Let’s have no more crocodile tears, please

Tally up how many times television correspondents uttered, “Now, for this next segment you may wish to leave the room” in one viewing day recently. Teasing us.

When is news coverage informative, enlightening — and at what juncture do reporters and viewers or readers become nosy buzzards circling around grisly, gory “racetracks,” secretly hoping to catch views of the carnage?

Capitalizing on tragedy. Louisiana deja vu all over again. Haiti erupts while quaking right off the charts, and where might all this display of caring have been in the first place? Long before folks were relegated to living in shanty-shacks, infra-structure-less while juxtaposed alongside resort locales.

Let us not lament train wrecks. Let us attempt to prevent train wrecks. Legislation rather than monumental, insurmountable rehabilitation.

Teddy bears, bouquets, lighted candles, shrines, prayer chanting — and hurried habitats constructed by traveling troupes for a season. Then the television crews follow, when third-world humanity all blows to “kingdom come” one more time.

Let us not pretend concern regarding catastrophes once they rage, devastate and destroy. Let us do something. Turn off the televisions and computers. Forget about slowed-to-a-crawl committee action.
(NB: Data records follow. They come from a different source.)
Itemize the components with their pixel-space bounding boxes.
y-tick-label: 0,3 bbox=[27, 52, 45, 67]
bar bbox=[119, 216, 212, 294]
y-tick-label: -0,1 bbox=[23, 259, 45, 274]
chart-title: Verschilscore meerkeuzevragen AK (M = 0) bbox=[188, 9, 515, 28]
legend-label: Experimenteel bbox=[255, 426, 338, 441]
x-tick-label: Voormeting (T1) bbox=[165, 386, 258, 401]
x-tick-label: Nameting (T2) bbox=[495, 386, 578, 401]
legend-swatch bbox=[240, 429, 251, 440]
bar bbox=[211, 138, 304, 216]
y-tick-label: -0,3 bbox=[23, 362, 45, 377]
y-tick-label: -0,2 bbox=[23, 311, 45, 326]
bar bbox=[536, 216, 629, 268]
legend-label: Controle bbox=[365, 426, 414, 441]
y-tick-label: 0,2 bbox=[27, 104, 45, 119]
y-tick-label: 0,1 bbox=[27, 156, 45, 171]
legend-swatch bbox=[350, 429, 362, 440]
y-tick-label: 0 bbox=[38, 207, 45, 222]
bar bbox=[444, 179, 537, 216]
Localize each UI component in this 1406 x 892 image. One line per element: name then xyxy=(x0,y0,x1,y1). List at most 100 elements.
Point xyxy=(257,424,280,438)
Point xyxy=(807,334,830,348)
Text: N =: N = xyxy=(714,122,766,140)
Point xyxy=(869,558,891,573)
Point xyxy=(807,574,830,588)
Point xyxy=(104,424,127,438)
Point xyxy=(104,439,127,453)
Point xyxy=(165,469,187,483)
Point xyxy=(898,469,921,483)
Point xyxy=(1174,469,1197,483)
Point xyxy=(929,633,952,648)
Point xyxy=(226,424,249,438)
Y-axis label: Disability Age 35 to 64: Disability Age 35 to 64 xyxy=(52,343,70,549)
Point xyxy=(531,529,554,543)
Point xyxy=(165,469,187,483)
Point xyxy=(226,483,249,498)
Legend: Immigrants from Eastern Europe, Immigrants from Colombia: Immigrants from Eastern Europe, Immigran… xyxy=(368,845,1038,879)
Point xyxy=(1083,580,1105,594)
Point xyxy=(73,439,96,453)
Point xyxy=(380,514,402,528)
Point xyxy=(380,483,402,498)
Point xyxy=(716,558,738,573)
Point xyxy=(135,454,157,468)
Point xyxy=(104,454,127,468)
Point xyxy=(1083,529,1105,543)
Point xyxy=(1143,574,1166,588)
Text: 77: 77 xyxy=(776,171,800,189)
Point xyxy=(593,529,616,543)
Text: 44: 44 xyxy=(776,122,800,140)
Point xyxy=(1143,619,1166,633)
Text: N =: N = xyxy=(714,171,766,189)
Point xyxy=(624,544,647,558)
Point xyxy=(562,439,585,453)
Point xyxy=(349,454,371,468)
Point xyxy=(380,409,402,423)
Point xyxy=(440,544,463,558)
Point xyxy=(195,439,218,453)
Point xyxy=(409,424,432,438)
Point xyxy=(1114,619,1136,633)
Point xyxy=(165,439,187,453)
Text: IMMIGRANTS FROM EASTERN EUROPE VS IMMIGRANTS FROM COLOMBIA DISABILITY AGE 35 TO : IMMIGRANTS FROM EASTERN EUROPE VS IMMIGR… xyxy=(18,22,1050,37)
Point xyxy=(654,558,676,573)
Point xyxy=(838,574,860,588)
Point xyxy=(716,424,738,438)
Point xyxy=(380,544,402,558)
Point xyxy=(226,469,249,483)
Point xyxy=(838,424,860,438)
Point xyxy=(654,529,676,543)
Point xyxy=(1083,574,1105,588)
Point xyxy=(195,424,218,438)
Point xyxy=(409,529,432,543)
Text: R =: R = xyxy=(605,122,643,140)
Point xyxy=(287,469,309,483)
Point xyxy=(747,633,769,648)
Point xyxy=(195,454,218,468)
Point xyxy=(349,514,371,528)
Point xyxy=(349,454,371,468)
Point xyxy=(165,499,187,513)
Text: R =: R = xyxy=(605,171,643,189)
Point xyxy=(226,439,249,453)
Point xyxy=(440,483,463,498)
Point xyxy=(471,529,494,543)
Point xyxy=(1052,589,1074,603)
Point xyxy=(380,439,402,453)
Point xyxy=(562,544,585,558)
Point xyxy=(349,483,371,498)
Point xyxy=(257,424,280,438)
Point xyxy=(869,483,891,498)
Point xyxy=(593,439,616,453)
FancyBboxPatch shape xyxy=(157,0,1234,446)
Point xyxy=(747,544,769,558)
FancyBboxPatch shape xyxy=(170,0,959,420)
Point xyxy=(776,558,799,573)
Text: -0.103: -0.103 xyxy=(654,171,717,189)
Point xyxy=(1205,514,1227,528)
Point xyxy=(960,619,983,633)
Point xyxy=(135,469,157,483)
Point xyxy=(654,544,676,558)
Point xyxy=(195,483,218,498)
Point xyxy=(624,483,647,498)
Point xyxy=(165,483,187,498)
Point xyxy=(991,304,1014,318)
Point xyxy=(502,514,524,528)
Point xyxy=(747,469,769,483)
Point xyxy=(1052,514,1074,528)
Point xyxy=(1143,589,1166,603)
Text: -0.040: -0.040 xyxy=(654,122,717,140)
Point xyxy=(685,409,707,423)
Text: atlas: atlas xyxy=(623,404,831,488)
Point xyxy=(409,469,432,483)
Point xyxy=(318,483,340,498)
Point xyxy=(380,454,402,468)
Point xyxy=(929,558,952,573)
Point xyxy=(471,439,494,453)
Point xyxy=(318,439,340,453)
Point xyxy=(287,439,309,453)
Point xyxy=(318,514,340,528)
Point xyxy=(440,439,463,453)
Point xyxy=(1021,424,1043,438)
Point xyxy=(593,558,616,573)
Respond every day, often to struggles, which appear smack dab under our very own noses. Natural disasters, combative situations, uninformed judgment calls. Souls falling between the cracks. Animal welfare. Let us relearn how to be all that human beings can be without prompts or resultant front-page recognition or spots on the evening news. No more crocodile tears, please — too painful to watch.